Galangin reduces MPTP-induced dopamine neuron injury via the autophagy dependent-PI3K/AKT pathway.

Introduction: Research has confirmed that Galangin can attenuate autophagy and protect dopaminergic neurons. This study aims to clarify whether Galangin attenuates dopaminergic neuron injury by regulating the PI3K/AKT pathway in Parkinson's disease (PD) model mice.

Methods: The study explores the mitigating effects of Galangin on PD processes by administering 1-methyl-4-phenyl-1,2,3,6-tetrahydropyridine (MPTP) to induce the condition. Techniques including network analysis, transcriptomic analysis, rotarod test, enzyme-linked immunosorbent assay (ELISA), qRT-PCR, western blotting, immunohistochemistry, immunofluorescence, and hematoxylin-eosin (HE) were employed to unveil the molecular changes induced by Galangin.
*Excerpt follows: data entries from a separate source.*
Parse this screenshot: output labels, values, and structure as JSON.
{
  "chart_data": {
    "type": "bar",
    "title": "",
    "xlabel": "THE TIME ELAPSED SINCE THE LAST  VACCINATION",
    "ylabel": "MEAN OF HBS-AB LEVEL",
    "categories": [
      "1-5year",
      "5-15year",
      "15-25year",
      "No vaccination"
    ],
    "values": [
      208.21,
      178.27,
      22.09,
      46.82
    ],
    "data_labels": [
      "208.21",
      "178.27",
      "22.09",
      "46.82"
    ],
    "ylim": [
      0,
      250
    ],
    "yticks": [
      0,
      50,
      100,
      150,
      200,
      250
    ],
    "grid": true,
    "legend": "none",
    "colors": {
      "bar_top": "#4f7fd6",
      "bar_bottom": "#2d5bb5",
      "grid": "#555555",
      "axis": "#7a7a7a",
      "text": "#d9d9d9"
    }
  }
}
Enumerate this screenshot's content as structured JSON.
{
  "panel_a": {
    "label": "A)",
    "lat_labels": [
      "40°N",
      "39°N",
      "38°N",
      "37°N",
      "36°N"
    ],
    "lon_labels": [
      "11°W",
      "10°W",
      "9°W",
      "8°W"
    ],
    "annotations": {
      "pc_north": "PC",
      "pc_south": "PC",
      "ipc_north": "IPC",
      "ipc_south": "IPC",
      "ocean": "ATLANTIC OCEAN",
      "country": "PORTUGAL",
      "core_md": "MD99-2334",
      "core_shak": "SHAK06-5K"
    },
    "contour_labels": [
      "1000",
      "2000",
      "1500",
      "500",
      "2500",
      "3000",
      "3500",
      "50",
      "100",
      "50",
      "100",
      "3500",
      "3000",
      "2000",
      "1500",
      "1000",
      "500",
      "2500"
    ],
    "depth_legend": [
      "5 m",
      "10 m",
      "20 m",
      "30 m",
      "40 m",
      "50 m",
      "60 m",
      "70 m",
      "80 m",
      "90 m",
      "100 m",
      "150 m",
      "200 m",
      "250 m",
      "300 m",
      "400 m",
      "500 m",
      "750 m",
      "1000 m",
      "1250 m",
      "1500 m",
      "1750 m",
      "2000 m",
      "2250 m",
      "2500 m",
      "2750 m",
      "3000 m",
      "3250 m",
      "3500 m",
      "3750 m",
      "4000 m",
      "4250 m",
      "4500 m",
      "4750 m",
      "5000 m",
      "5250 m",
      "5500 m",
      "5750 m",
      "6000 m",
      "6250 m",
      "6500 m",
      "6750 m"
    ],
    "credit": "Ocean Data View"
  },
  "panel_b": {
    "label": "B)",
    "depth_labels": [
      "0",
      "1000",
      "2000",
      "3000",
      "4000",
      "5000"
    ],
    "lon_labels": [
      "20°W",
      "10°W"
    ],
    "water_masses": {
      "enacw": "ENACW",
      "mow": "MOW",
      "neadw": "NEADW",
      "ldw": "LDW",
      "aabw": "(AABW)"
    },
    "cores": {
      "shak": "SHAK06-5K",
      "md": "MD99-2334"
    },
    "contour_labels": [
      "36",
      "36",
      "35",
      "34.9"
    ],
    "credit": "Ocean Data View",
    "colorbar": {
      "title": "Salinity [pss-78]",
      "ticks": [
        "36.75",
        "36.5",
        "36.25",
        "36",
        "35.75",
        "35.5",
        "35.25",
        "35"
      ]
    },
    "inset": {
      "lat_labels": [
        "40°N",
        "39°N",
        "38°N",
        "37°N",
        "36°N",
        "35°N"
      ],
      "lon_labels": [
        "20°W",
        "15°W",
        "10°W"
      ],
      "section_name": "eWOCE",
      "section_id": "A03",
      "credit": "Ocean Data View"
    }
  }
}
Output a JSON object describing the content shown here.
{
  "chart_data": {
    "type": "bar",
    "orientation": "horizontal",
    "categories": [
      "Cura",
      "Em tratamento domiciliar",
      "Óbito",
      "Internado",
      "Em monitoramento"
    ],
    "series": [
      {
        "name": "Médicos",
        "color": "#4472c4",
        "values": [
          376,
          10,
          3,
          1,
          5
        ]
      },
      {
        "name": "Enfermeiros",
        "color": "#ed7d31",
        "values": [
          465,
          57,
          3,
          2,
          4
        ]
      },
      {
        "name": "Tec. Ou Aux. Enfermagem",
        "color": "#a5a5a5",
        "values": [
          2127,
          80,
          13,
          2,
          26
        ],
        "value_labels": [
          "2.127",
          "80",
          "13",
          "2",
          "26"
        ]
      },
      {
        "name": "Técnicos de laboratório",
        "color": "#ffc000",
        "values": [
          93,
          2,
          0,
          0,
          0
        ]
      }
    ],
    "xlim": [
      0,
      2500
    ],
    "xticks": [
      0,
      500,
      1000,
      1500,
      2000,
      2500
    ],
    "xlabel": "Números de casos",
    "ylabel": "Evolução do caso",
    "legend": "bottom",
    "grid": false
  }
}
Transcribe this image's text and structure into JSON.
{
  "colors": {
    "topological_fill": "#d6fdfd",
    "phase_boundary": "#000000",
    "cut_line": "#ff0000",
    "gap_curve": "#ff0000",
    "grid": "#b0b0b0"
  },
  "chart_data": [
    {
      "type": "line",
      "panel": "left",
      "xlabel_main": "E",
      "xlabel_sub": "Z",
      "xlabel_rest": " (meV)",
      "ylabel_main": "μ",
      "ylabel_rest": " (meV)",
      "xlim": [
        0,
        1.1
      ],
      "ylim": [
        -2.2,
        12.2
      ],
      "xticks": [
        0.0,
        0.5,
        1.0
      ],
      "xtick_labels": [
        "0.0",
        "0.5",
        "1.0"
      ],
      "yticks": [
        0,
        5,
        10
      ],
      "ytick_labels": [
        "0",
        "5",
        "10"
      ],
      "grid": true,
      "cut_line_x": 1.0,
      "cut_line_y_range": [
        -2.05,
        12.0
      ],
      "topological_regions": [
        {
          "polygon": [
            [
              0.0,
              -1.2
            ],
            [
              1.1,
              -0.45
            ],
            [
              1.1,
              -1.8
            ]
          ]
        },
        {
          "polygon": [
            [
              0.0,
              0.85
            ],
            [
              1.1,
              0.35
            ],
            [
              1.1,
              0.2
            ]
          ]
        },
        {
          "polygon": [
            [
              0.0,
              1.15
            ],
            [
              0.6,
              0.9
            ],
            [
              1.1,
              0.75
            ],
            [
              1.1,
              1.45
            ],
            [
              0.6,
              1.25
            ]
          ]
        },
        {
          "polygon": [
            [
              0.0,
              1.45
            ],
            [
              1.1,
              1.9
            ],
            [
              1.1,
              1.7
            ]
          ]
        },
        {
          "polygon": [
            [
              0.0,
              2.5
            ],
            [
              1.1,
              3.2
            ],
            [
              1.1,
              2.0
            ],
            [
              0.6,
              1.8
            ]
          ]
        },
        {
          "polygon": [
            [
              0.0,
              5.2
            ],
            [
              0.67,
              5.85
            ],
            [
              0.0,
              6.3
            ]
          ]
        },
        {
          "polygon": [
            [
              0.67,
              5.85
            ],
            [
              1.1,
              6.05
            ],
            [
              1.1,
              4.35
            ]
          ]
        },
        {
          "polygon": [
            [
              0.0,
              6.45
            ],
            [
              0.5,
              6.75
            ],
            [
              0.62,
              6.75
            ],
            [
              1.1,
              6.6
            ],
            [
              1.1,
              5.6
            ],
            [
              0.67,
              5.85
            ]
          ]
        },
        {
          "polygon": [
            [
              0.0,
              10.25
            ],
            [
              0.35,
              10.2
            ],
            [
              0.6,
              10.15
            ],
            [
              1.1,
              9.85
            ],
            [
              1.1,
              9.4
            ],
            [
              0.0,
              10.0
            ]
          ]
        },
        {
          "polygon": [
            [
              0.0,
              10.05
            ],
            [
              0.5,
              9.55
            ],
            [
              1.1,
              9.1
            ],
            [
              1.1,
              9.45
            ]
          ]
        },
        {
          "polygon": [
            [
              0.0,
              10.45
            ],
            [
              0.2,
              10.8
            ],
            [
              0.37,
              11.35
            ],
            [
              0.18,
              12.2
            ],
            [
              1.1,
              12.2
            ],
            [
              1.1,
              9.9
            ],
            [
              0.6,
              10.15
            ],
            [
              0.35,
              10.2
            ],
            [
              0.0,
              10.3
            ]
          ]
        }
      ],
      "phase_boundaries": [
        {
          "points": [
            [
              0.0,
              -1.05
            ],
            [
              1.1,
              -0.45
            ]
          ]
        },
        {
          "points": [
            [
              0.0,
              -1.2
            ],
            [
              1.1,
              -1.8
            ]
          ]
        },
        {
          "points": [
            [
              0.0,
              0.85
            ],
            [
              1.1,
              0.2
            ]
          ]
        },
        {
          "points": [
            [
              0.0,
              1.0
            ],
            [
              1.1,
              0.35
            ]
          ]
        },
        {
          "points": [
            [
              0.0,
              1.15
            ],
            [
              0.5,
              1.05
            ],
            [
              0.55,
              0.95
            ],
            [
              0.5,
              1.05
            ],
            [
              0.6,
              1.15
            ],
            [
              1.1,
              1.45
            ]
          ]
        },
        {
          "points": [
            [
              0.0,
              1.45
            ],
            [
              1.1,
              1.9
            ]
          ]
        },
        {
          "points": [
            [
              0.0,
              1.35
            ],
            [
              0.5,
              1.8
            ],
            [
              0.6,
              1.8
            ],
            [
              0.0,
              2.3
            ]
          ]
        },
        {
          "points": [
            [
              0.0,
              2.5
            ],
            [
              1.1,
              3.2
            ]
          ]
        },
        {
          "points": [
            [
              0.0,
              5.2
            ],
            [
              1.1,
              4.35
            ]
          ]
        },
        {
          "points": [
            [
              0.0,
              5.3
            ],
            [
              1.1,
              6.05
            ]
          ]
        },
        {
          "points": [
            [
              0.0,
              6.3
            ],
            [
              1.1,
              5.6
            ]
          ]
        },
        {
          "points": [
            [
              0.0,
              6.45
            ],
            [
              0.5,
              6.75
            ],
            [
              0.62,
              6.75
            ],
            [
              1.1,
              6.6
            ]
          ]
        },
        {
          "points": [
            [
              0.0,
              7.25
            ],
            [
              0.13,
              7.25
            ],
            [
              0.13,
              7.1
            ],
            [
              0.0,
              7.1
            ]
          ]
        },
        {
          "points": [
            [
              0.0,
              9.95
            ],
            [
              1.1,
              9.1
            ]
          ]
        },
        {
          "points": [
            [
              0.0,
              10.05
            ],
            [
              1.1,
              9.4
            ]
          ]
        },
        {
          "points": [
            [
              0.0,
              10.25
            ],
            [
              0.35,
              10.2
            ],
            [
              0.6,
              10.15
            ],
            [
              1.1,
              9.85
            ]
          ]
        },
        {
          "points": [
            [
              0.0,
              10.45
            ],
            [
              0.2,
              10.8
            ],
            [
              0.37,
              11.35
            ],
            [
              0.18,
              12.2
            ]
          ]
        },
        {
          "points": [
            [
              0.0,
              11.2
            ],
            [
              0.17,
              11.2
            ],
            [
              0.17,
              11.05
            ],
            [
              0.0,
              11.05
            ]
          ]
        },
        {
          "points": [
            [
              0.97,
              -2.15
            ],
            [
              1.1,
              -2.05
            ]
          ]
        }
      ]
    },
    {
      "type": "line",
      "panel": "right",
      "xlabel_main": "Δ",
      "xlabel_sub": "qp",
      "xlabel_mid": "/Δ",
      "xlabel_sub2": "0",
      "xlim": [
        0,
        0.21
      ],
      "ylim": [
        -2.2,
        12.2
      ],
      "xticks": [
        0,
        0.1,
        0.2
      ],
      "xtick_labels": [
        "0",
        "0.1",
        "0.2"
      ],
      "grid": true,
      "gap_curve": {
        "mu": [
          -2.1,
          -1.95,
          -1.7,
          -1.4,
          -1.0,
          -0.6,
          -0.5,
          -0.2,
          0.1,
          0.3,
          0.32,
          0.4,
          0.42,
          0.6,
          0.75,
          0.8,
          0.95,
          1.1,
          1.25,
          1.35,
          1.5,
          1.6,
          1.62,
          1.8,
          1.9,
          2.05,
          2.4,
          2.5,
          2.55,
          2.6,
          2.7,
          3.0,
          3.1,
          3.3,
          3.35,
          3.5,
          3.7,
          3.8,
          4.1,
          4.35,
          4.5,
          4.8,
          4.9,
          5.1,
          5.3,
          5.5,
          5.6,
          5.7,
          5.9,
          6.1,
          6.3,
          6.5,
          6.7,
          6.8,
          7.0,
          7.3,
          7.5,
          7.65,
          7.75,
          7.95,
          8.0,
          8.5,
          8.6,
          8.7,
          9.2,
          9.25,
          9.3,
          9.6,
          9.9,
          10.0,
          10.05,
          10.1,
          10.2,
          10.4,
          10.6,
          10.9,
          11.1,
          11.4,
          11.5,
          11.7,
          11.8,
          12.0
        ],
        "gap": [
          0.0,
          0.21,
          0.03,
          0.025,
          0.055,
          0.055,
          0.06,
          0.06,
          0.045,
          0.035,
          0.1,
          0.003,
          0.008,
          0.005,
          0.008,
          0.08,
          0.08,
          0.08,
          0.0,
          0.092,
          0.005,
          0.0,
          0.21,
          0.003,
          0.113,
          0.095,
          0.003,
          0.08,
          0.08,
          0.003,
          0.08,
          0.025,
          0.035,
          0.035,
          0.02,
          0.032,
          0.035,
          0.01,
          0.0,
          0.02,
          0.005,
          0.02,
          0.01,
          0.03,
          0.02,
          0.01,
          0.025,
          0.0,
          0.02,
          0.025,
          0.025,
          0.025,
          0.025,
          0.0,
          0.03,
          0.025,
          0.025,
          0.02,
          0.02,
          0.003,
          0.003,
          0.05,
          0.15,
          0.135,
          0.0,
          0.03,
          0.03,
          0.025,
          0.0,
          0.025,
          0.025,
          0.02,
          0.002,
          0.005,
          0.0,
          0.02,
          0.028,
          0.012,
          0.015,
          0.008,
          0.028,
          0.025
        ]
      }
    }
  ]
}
Results: The network pharmacological analysis showed 301 targets related to Galangin, and 2,858 genes related to PD. Galangin treatment can improve the motor coordination of PD model mice, reduce damage to neurons in the brain, improve the antioxidant capacity and reduce the inflammatory damage of brain tissue. Additionally, Galangin suppressed mRNA expression of PD markers (IL-1β, TNF-, IL-6, SRC and PTGS2), elevated protein levels of GSH-Px, SOD, P-PI3K, P-CREB, P-AKT, TH, BDNF and P62, while decreasing α-syn, SRC, MDA, Beclin-1 and LC3B expression. Moreover, the expression of significantly different genes in the Galangin-treated group and model group analyzed by transcriptomics was basically consistent with the qRT-PCR verification results.

Conclusion: Galangin supresses Beclin-1-dependent autophagy and upregulates the PI3K/AKT signaling pathway to attenuate the neuroinflammatory injury and improve motor coordination ability in PD mice induced by MPTP.